Après avoir rencontré sa présidente, Le Délit a testé WalkSafe. Il est 21h15 lorsque, vendredi le 7 février, nous composons le (514) 398‑2498 depuis nos bureaux. Le·a régulateur·rice nous répond immédiatement, nous demande notre adresse et notre destination. 10 minutes plus tard, deux volontaires, vestes rouges sur le dos, nous attendent au rez-de-chaussée du bâtiment. À 21h, ils·elles ont débuté leur quart qui durera jusqu’à minuit quand un autre binôme viendra prendre leur relève jusqu’à 3h du matin.  Malgré la tempête de neige qui s’est abattue sur Montréal, Thomas et Henry* sont fidèles au poste et nous rejoignent avec le sourire. C’est loin d’être leur première nuit à parcourir Montréal pour raccompagner celles et ceux qui en ont besoin : pour Thomas, c’est son troisième semestre à WalkSafe, pour Henry le quatrième. « C’est un grand engagement » explique Thomas, notamment parce qu’« il n’y a pas que les quarts réguliers, il y a aussi les quarts lors d’évènements, comme Frosh. Mais c’est très enrichissant ». « C’est très exigeant et tu dois aimer pour le faire parce que si tu n’aimes pas tu ne vas pas accomplir le travail supplémentaire que cela requiert » ajoute Henry, « mais faire en sorte que les gens soient en sécurité […], qu’ils·elles soient heureux·ses, cela donne de la valeur à ce travail ! ». Henry et Thomas insistent aussi sur l’importance du travail en binôme. En effet, les volontaires se déplacent toujours en équipe, jamais seul·e·s.

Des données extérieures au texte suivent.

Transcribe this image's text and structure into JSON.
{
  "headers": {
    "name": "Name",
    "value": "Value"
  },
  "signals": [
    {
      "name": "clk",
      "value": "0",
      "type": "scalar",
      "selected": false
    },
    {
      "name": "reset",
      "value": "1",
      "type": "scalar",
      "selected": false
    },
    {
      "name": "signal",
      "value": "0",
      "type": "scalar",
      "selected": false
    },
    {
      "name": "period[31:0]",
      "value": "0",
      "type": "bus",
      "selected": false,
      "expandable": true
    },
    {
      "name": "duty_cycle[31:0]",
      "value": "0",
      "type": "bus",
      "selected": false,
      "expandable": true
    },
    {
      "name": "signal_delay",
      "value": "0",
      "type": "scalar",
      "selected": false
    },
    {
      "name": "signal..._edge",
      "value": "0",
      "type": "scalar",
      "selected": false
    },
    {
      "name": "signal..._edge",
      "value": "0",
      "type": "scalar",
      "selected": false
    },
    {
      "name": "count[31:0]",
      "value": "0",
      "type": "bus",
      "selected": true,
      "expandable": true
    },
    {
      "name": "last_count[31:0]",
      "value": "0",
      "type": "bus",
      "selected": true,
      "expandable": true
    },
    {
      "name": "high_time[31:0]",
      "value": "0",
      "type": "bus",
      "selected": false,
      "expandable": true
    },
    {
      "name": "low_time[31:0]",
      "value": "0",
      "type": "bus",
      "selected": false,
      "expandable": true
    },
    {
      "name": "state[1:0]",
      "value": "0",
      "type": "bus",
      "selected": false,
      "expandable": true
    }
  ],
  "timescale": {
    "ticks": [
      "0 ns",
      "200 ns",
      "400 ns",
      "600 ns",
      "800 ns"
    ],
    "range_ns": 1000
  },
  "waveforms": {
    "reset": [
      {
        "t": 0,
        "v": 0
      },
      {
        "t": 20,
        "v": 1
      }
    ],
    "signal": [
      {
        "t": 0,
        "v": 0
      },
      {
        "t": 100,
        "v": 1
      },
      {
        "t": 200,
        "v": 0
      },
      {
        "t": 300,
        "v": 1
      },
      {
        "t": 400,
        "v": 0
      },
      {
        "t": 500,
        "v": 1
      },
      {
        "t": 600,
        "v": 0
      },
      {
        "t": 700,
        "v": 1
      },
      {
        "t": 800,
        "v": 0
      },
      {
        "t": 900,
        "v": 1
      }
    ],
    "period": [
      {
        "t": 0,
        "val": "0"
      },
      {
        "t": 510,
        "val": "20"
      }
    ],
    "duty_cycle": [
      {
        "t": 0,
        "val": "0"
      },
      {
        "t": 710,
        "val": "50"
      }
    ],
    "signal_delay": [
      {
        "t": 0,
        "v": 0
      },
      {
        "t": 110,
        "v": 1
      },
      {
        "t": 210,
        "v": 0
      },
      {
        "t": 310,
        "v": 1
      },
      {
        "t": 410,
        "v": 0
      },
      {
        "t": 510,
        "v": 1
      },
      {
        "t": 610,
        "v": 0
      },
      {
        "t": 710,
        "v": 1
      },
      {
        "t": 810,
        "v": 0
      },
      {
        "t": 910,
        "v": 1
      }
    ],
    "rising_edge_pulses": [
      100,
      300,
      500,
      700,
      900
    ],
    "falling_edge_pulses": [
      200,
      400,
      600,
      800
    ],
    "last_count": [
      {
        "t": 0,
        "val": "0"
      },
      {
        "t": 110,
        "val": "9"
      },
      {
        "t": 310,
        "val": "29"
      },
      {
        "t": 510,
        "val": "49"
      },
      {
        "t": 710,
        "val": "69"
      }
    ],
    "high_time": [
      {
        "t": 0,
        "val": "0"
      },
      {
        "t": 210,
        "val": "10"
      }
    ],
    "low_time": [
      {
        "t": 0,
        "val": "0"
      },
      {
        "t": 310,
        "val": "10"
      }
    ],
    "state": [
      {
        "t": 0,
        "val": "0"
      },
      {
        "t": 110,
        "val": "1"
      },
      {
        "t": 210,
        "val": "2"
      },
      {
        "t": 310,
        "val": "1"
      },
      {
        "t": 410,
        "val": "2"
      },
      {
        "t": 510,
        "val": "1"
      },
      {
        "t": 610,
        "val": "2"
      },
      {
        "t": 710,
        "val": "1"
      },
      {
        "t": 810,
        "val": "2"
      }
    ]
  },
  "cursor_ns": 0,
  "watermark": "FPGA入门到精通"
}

Pour eux, s’engager à WalkSafe n’est pas seulement rendre service à celles et ceux qui font appel à eux, mais, plus largement, contribuer à la communauté mcgilloise. « Je souhaite que McGill puisse se sentir en sécurité. […] On ne fait pas ça parce que l’on se sent moralement obligé·e·s de le faire, on le fait parce que l’on veut faire partie de la communauté d’une façon où l’on puisse l’aider à s’améliorer et créer un environnement sûr pour que les étudiant·e·s se sentent à l’aise durant la nuit » développe Thomas. D’ailleurs, « chacun a sa propre raison [pour faire appel à WalkSafe] » ajoute-t-il, « évidemment certaines personnes l’utilisent parce ce qu’elles ne se sentent pas en sécurité, mais d’autres parce qu’elles veulent plus se sentir intégrées à la communauté de McGill ». « Notre travail ne consiste pas juste à marcher avec les gens jusqu’à chez eux.  […] Le plus important est de s’assurer que les gens se sentent en sécurité, parler avec eux·elles » précise Henry. Les professeur·e·s peuvent également faire appel au service.

Alors que nous nous approchons de notre destination, Thomas tient à rappeler que WalkSafe n’est pas le seul service nocturne offert à McGill. À part ce dernier et Nightline, il existe un troisième service proposé par l’AÉUM. Les jeudis, vendredis et samedis, de 23h à 3h, DriveSafe propose de raccompagner en véhicule celles et ceux qui le souhaitent, en appelant le (514) 398‑8040. Le service a deux nouveautés ce semestre : des navettes au départ de Service Point les vendredis et samedis à 23h30, 00h30, 01h30 et 02h30 et une extension de son service régulier au territoire des Mohawks de Kahnawake.

« McGill est comme une famille, donc nous devons prendre soin les uns des autres pendant la nuit » conclut Henry. 

*Les prénoms cités ont été changés pour préserver l’anonymat des volontaires.